Treasury Inspector General for Tax Administration
November 23, 2015
TIGTA - 2015-38
Contact: Karen Kraushaar, Director of Communications
WASHINGTON — The Internal Revenue Service (IRS) does not always assess penalties against employers who fail to respond to requests that they resolve discrepancies related to wage information that they have reported to the Federal Government, according to a new report released by the Treasury Inspector General for Tax Administration (TIGTA).
Each year, the Social Security Administration (SSA) matches wage and withholding information that employers send to the SSA to tax returns that those employers file with the IRS to identify discrepancies between the information they submit to both agencies. In this process, known as Annual Wage Reporting, the SSA’s primary focus is to identify discrepancies in which earnings and tax withholdings that employers reported to the IRS on filed tax returns differ from amounts that employers submitted to the SSA on Forms W-2, Wage and Tax Statement.

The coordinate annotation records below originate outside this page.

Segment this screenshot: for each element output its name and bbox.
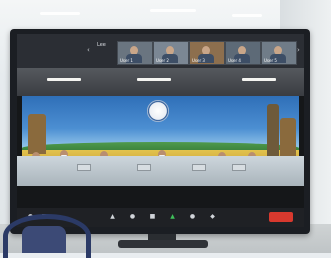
- laptop: [232, 164, 246, 171]
- tile-name: User 5: [264, 58, 277, 63]
- conference-table: [17, 156, 304, 186]
- security-icon[interactable]: ▲: [109, 213, 116, 220]
- tile-name: User 1: [120, 58, 133, 63]
- gallery-next-icon[interactable]: ›: [297, 46, 300, 54]
- ceiling-light: [40, 12, 80, 15]
- gallery-tile[interactable]: User 4: [225, 41, 261, 65]
- statue: [280, 118, 296, 156]
- reactions-icon[interactable]: ◆: [209, 213, 216, 220]
- statue: [28, 114, 46, 154]
- monitor: ‹ Lee User 1 User 2 User 3 User 4 User 5…: [10, 29, 310, 234]
- tile-name: User 3: [192, 58, 205, 63]
- laptop: [192, 164, 206, 171]
- desk-phone-body: [22, 226, 66, 253]
- gallery-tile[interactable]: User 2: [153, 41, 189, 65]
- record-icon[interactable]: ●: [189, 213, 196, 220]
- gallery-tile[interactable]: User 1: [117, 41, 153, 65]
- zoom-gallery-strip: ‹ Lee User 1 User 2 User 3 User 4 User 5…: [17, 34, 304, 68]
- statue: [267, 104, 279, 156]
- tile-name: User 2: [156, 58, 169, 63]
- monitor-screen: ‹ Lee User 1 User 2 User 3 User 4 User 5…: [17, 34, 304, 227]
- end-meeting-button[interactable]: [269, 212, 293, 222]
- share-screen-icon[interactable]: ▲: [169, 213, 176, 220]
- gallery-prev-icon[interactable]: ‹: [87, 46, 90, 54]
- ceiling-light: [232, 14, 262, 17]
- ceiling-lamp: [137, 78, 171, 81]
- laptop: [77, 164, 91, 171]
- ceiling-light: [150, 9, 196, 12]
- chat-icon[interactable]: ■: [149, 213, 156, 220]
- ceiling-lamp: [242, 78, 276, 81]
- laptop: [137, 164, 151, 171]
- tile-name: User 4: [228, 58, 241, 63]
- room-ceiling: [17, 68, 304, 96]
- gallery-tile[interactable]: User 3: [189, 41, 225, 65]
- ceiling-lamp: [47, 78, 81, 81]
- active-speaker-video: [17, 68, 304, 208]
- participants-icon[interactable]: ●: [129, 213, 136, 220]
- top-user-label: Lee: [97, 42, 106, 48]
- emblem-logo: [147, 100, 169, 122]
- gallery-tile[interactable]: User 5: [261, 41, 297, 65]
- monitor-stand-base: [118, 240, 208, 248]
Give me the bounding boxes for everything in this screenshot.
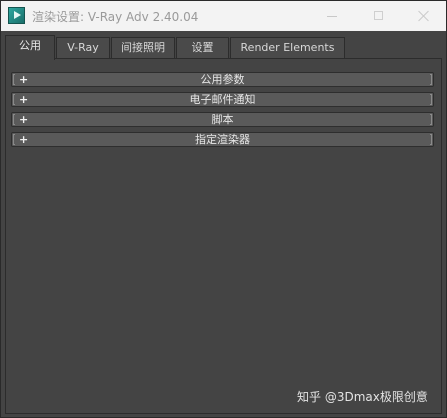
rollout-label: 电子邮件通知	[189, 93, 256, 106]
rollout-label: 脚本	[211, 113, 234, 126]
close-button[interactable]	[402, 1, 446, 31]
rollout-bracket-right	[430, 134, 432, 145]
rollout-common-parameters[interactable]: + 公用参数	[11, 72, 434, 87]
tab-indirect-illumination[interactable]: 间接照明	[111, 37, 175, 58]
window-title: 渲染设置: V-Ray Adv 2.40.04	[32, 10, 199, 24]
tab-settings[interactable]: 设置	[176, 37, 229, 58]
rollout-assign-renderer[interactable]: + 指定渲染器	[11, 132, 434, 147]
maximize-button[interactable]	[357, 1, 401, 31]
rollout-label: 公用参数	[200, 73, 245, 86]
rollout-email-notification[interactable]: + 电子邮件通知	[11, 92, 434, 107]
minimize-icon	[327, 16, 337, 17]
close-icon	[418, 10, 430, 22]
rollout-scripts[interactable]: + 脚本	[11, 112, 434, 127]
minimize-button[interactable]	[311, 1, 355, 31]
tab-panel: + 公用参数 + 电子邮件通知 + 脚本 + 指定渲染器	[5, 58, 442, 414]
title-bar[interactable]: 渲染设置: V-Ray Adv 2.40.04	[1, 1, 446, 32]
tab-common[interactable]: 公用	[5, 35, 55, 60]
tab-render-elements[interactable]: Render Elements	[230, 37, 345, 58]
tab-strip: 公用 V-Ray 间接照明 设置 Render Elements	[1, 31, 446, 60]
tab-vray[interactable]: V-Ray	[56, 37, 110, 58]
rollout-bracket-right	[430, 74, 432, 85]
rollout-bracket-right	[430, 94, 432, 105]
maximize-icon	[374, 11, 383, 20]
rollout-bracket-right	[430, 114, 432, 125]
watermark: 知乎 @3Dmax极限创意	[297, 390, 428, 404]
render-settings-window: 渲染设置: V-Ray Adv 2.40.04 公用 V-Ray 间接照明 设置…	[0, 0, 447, 418]
app-icon	[8, 7, 25, 24]
rollout-label: 指定渲染器	[195, 133, 250, 146]
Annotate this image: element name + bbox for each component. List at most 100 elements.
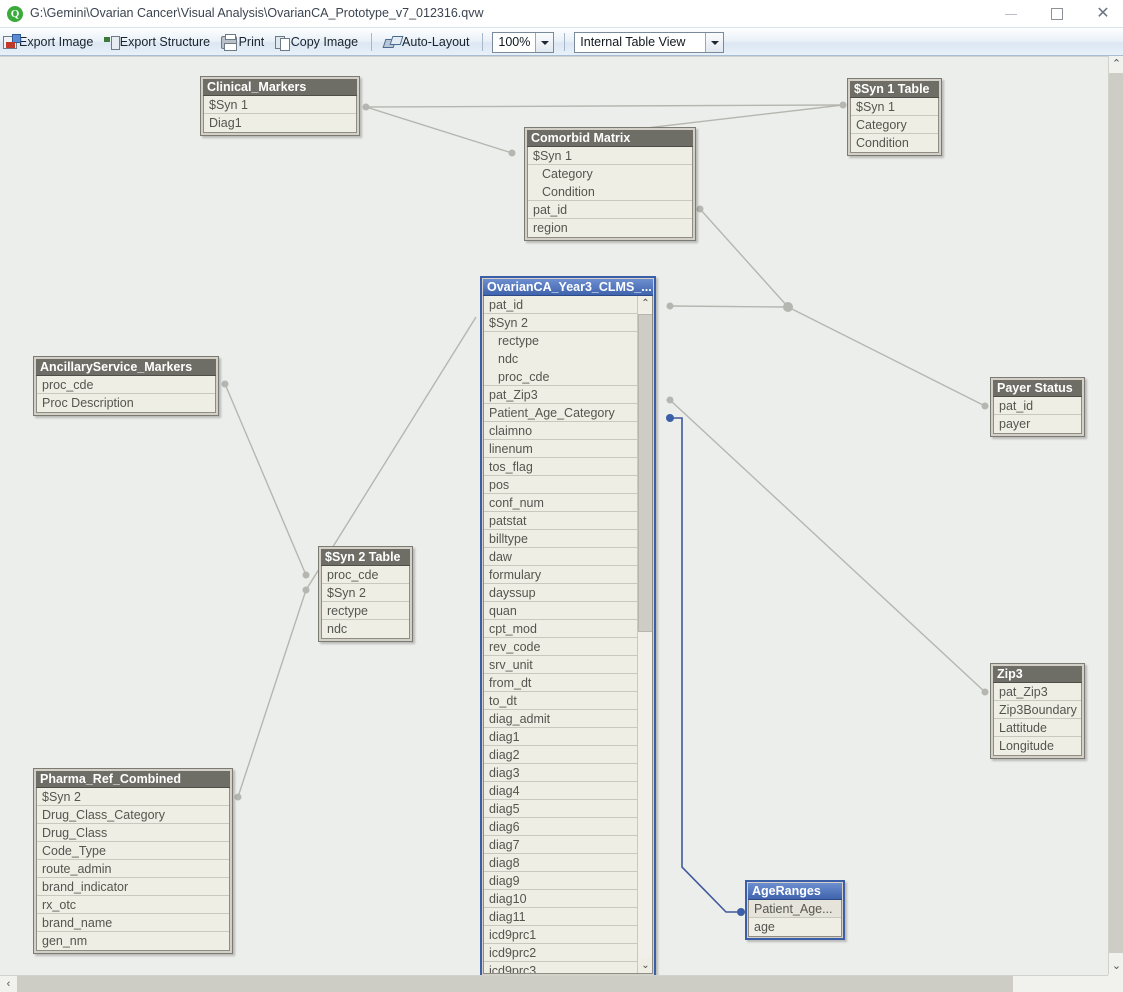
- field-row[interactable]: proc_cde: [37, 376, 215, 394]
- table-box-ovarianca-year3-clms[interactable]: OvarianCA_Year3_CLMS_... pat_id $Syn 2 rec…: [480, 276, 656, 975]
- view-mode-select[interactable]: Internal Table View: [574, 32, 725, 53]
- field-row[interactable]: diag8: [484, 854, 640, 872]
- field-row[interactable]: daw: [484, 548, 640, 566]
- field-row[interactable]: proc_cde: [484, 368, 640, 386]
- field-row[interactable]: icd9prc2: [484, 944, 640, 962]
- table-box-syn2-table[interactable]: $Syn 2 Table proc_cde $Syn 2 rectype ndc: [318, 546, 413, 642]
- table-box-clinical-markers[interactable]: Clinical_Markers $Syn 1 Diag1: [200, 76, 360, 136]
- field-row[interactable]: Category: [528, 165, 692, 183]
- vertical-scrollbar-thumb[interactable]: [1109, 73, 1123, 953]
- scroll-down-arrow-icon[interactable]: ⌄: [1109, 958, 1123, 975]
- horizontal-scrollbar[interactable]: ‹ ›: [0, 975, 1123, 992]
- field-row[interactable]: rev_code: [484, 638, 640, 656]
- field-row[interactable]: conf_num: [484, 494, 640, 512]
- field-row[interactable]: proc_cde: [322, 566, 409, 584]
- export-structure-button[interactable]: Export Structure: [101, 29, 213, 56]
- field-row[interactable]: region: [528, 219, 692, 237]
- horizontal-scrollbar-thumb[interactable]: [17, 976, 1013, 992]
- field-row[interactable]: Condition: [851, 134, 938, 152]
- field-row[interactable]: billtype: [484, 530, 640, 548]
- field-row[interactable]: Patient_Age_Category: [484, 404, 640, 422]
- field-row[interactable]: diag7: [484, 836, 640, 854]
- field-row[interactable]: linenum: [484, 440, 640, 458]
- scroll-up-arrow-icon[interactable]: ⌃: [1109, 56, 1123, 73]
- field-row[interactable]: ndc: [322, 620, 409, 638]
- field-row[interactable]: diag5: [484, 800, 640, 818]
- field-row[interactable]: Category: [851, 116, 938, 134]
- field-row[interactable]: Lattitude: [994, 719, 1081, 737]
- field-row[interactable]: rx_otc: [37, 896, 229, 914]
- scrollbar-thumb[interactable]: [638, 314, 652, 632]
- table-box-zip3[interactable]: Zip3 pat_Zip3 Zip3Boundary Lattitude Longitu…: [990, 663, 1085, 759]
- vertical-scrollbar[interactable]: ⌃ ⌄: [1108, 56, 1123, 975]
- field-row[interactable]: $Syn 1: [204, 96, 356, 114]
- field-row[interactable]: $Syn 2: [322, 584, 409, 602]
- field-row[interactable]: age: [749, 918, 841, 936]
- field-row[interactable]: $Syn 2: [37, 788, 229, 806]
- field-row[interactable]: $Syn 1: [528, 147, 692, 165]
- field-row[interactable]: diag3: [484, 764, 640, 782]
- field-row[interactable]: $Syn 2: [484, 314, 640, 332]
- minimize-button[interactable]: [988, 0, 1034, 28]
- field-row[interactable]: pat_id: [994, 397, 1081, 415]
- field-row[interactable]: Proc Description: [37, 394, 215, 412]
- close-button[interactable]: ✕: [1080, 0, 1123, 28]
- export-image-button[interactable]: Export Image: [0, 29, 96, 56]
- field-row[interactable]: dayssup: [484, 584, 640, 602]
- field-row[interactable]: tos_flag: [484, 458, 640, 476]
- field-row[interactable]: patstat: [484, 512, 640, 530]
- zoom-level-select[interactable]: 100%: [492, 32, 555, 53]
- table-box-ageranges[interactable]: AgeRanges Patient_Age... age: [745, 880, 845, 940]
- field-row[interactable]: brand_name: [37, 914, 229, 932]
- field-row[interactable]: pos: [484, 476, 640, 494]
- chevron-down-icon[interactable]: [535, 33, 554, 52]
- field-row[interactable]: pat_Zip3: [484, 386, 640, 404]
- field-list-scrollbar[interactable]: ⌃ ⌄: [637, 296, 652, 973]
- field-row[interactable]: route_admin: [37, 860, 229, 878]
- field-row[interactable]: Longitude: [994, 737, 1081, 755]
- table-box-comorbid-matrix[interactable]: Comorbid Matrix $Syn 1 Category Condition pa…: [524, 127, 696, 241]
- field-row[interactable]: claimno: [484, 422, 640, 440]
- field-row[interactable]: diag10: [484, 890, 640, 908]
- scroll-left-arrow-icon[interactable]: ‹: [0, 976, 17, 992]
- field-row[interactable]: icd9prc1: [484, 926, 640, 944]
- auto-layout-button[interactable]: Auto-Layout: [381, 29, 472, 56]
- field-row[interactable]: Zip3Boundary: [994, 701, 1081, 719]
- scroll-down-arrow-icon[interactable]: ⌄: [638, 958, 652, 973]
- field-row[interactable]: pat_id: [484, 296, 640, 314]
- field-row[interactable]: pat_id: [528, 201, 692, 219]
- field-row[interactable]: diag_admit: [484, 710, 640, 728]
- field-row[interactable]: diag6: [484, 818, 640, 836]
- field-row[interactable]: gen_nm: [37, 932, 229, 950]
- field-row[interactable]: rectype: [322, 602, 409, 620]
- field-row[interactable]: diag11: [484, 908, 640, 926]
- field-row[interactable]: Diag1: [204, 114, 356, 132]
- field-row[interactable]: Drug_Class_Category: [37, 806, 229, 824]
- field-row[interactable]: formulary: [484, 566, 640, 584]
- field-row[interactable]: Patient_Age...: [749, 900, 841, 918]
- field-row[interactable]: to_dt: [484, 692, 640, 710]
- table-box-payer-status[interactable]: Payer Status pat_id payer: [990, 377, 1085, 437]
- field-row[interactable]: diag4: [484, 782, 640, 800]
- field-row[interactable]: icd9prc3: [484, 962, 640, 973]
- field-list-ovarianca-year3-clms[interactable]: pat_id $Syn 2 rectype ndc proc_cde pat_Zip3 Pa…: [483, 296, 653, 974]
- table-box-pharma-ref-combined[interactable]: Pharma_Ref_Combined $Syn 2 Drug_Class_Cate…: [33, 768, 233, 954]
- field-row[interactable]: ndc: [484, 350, 640, 368]
- field-row[interactable]: diag2: [484, 746, 640, 764]
- field-row[interactable]: Condition: [528, 183, 692, 201]
- table-box-syn1-table[interactable]: $Syn 1 Table $Syn 1 Category Condition: [847, 78, 942, 156]
- table-box-ancillaryservice-markers[interactable]: AncillaryService_Markers proc_cde Proc Des…: [33, 356, 219, 416]
- field-row[interactable]: $Syn 1: [851, 98, 938, 116]
- copy-image-button[interactable]: Copy Image: [272, 29, 361, 56]
- field-row[interactable]: payer: [994, 415, 1081, 433]
- field-row[interactable]: Code_Type: [37, 842, 229, 860]
- print-button[interactable]: Print: [218, 29, 268, 56]
- field-row[interactable]: from_dt: [484, 674, 640, 692]
- field-row[interactable]: pat_Zip3: [994, 683, 1081, 701]
- field-row[interactable]: rectype: [484, 332, 640, 350]
- maximize-button[interactable]: [1034, 0, 1080, 28]
- field-row[interactable]: diag9: [484, 872, 640, 890]
- chevron-down-icon[interactable]: [705, 33, 724, 52]
- field-row[interactable]: cpt_mod: [484, 620, 640, 638]
- field-row[interactable]: Drug_Class: [37, 824, 229, 842]
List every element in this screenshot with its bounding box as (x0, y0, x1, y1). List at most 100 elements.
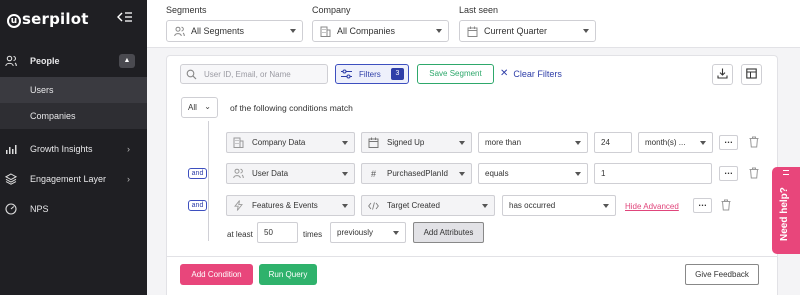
segments-value: All Segments (191, 26, 245, 36)
download-button[interactable] (712, 64, 733, 85)
caret-down-icon (482, 204, 488, 208)
table-columns-icon (746, 68, 757, 81)
company-filter: Company All Companies (312, 5, 449, 42)
condition-operator-value: equals (485, 169, 509, 178)
sidebar-item-engagement-layer[interactable]: Engagement Layer › (0, 166, 147, 192)
logo-mark: u (7, 14, 21, 28)
condition-property-value: Target Created (387, 201, 440, 210)
logo[interactable]: u serpilot (7, 10, 89, 28)
match-quantifier-value: All (188, 103, 197, 112)
condition-property-dropdown[interactable]: Signed Up (361, 132, 472, 153)
sidebar: u serpilot People ▲ Users Companies Growt… (0, 0, 147, 295)
segment-builder-card: Filters 3 Save Segment ✕ Clear Filters A… (166, 55, 778, 295)
segments-label: Segments (166, 5, 207, 15)
caret-down-icon (342, 141, 348, 145)
chevron-right-icon: › (127, 174, 130, 184)
sidebar-item-growth-insights[interactable]: Growth Insights › (0, 136, 147, 162)
trash-icon[interactable] (721, 199, 731, 211)
add-attributes-button[interactable]: Add Attributes (413, 222, 484, 243)
condition-property-value: PurchasedPlanId (387, 169, 448, 178)
columns-button[interactable] (741, 64, 762, 85)
building-icon (233, 137, 244, 148)
condition-source-dropdown[interactable]: User Data (226, 163, 355, 184)
calendar-icon (467, 26, 478, 37)
collapse-sidebar-icon[interactable] (117, 11, 135, 25)
match-quantifier-dropdown[interactable]: All ⌄ (181, 97, 218, 118)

The SSA refers unresolved discrepancy cases to the IRS, because the IRS has the authority to penalize an employer, if the employer fails to file complete and accurate Forms W-2 and W-3, Transmittal of Wage and Tax Statements. TIGTA evaluated the IRS’s processes and procedures for working SSA Combined Annual Wage Reporting discrepancy cases, and found that the IRS did not always assess penalties against employers who did not reply to the IRS’s requests to resolve SSA-reported discrepancies, as required by law.
TIGTA’s analysis of discrepancy cases for Tax Year 2011 found that the IRS did not correctly assess more than $200 million in penalties on 32 cases. A comparison of wages and withholding reported by these 32 employers on their tax return to Forms W-2 submitted to the SSA identified underreported Form W-2 wages totaling more than $2 billion. The IRS had not established a process to identify these cases and, as a result, the penalties were not assessed as required.
In addition, TIGTA’s analysis of discrepancy cases identified that the IRS excluded 22,814 of the 134,937 cases referred from the SSA. Of the 22,814 cases, 608 were excluded because of computer programming errors. As a result, the IRS did not assess more than $22 million in penalties. A comparison of wages and withholding reported by these 608 employers identified underreported Forms W-2 wages totaling more than $225 million. As part of a settlement agreement from a lawsuit to force prompt resolution of the backlog of unreconciled cases, the IRS is required to work all cases that the SSA refers. IRS management indicated that the 608 cases were erroneously excluded because of computer programming errors.
“It is important that the IRS hold employers accountable for filing complete and accurate wage information,” said J. Russell George, Treasury Inspector General for Tax Administration. “Discrepancies in the wages credited to an individual’s Social Security account may affect the amount of Social Security benefits available to the employee upon retirement,” he added.
TIGTA recommended that the IRS (1) develop a process to identify and ensure that penalties are assessed as required on those employers who do not reply to the IRS’s requests for missing Forms W-2, and (2) correct computer programming errors to ensure that cases are accurately reflected as needing to be worked and penalties assessed when appropriate. The IRS agreed with TIGTA’s recommendations and plans appropriate corrective actions.
Read the report.
Note: The difference between the date TIGTA issues an audit report to the Internal Revenue Service and the date TIGTA publicly releases the report is due to TIGTA's internal review process to ensure that public release is in compliance with Federal confidentiality laws.